Go with solid state ignition if possible. Ignition points were fine in their day, but the solid state magneto's are great!
Make sure the speed governer works and that the engine is cleaned and serviced reguarly.
The small gas tank on these B&S will give you at least an hour of power. If you need longer running time, then find an engine with a larger gas tank. A gallon tank will give you lots of time with a small engine, probably over 4 hours or so before refueling. Check oil levels at each gas refill, etc.
If you experience static on radios or TV's that you are powering by your generator: Sometimes ignition static can be a problem. Rubber boots should be placed over the sparkplug wire so that there is no wiring uninsulated, and then simply cover the sparkplug wire with braided wire and ground it near the magneto coil. Also clamp it around the sparkplug metal base. That will cure it.

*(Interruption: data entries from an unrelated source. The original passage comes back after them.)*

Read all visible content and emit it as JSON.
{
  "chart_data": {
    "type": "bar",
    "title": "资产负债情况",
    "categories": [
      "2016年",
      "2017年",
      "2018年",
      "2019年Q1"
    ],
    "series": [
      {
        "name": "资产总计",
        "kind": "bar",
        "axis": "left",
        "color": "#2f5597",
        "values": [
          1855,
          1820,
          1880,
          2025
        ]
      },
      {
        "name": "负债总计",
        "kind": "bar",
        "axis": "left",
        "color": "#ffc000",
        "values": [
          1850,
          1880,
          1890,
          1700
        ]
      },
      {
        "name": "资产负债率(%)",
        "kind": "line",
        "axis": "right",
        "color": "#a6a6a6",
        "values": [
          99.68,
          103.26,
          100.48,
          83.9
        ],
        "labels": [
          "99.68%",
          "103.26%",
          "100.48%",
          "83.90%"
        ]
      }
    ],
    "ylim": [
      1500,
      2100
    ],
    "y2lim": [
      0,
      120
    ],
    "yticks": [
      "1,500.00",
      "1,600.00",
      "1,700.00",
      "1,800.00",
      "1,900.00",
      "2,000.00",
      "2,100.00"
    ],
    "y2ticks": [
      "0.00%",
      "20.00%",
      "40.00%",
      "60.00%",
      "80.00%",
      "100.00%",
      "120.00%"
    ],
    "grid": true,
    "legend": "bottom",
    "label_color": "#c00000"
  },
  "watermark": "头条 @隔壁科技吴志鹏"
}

Static can be caused by the generator rotor bearings. (I have yet to have that problem!) But, just in case you do: Simply mount a little contact brush against the shaft of the generator rotor and that will successfully ground it and eliminate the static.
Once again I've got to thank Dewey King, NJ8V, for his never ending patience and help with the mechanical hurdles! His expertise in machining leaves me bewildered.
A. This motor exhibits an internal resistance of about 1.5 ohms of AC resistance and .5 ohms of DC resistance.
B. The capacitor current is approximately 11 amps. Remember, this current exists whether there is a load or not. However it is not 100% "real power", but it is capacitive, with the current out of phase with the voltage. The current, I, leads the voltage, E, in this case. The reason this current exists is to keep the generator "excited" by inducing current into the squirrel cage rotor conductors. Calculations seem to put the exciting power at around 55 watts.
C. The reactance (Xc) of the capacitor (200 uf) at 60 hertz is 13.3 ohms.
D. The reactance (Xl) of the motor is (3.8 mh) at 60 hertz is 1.4 ohms
E. The capacitance and the inductance, being in parallel, does exhibit a resonance. This frequency is 183 hertz.
F. The engine needs to turn this generator at about 3700 rpm to give 60 hertz output. (If your motor is a 1725 RPM one, then you'll need it to turn at about 1875 RPM)
G. I don't have a clear understanding of exactly why this works... but it does!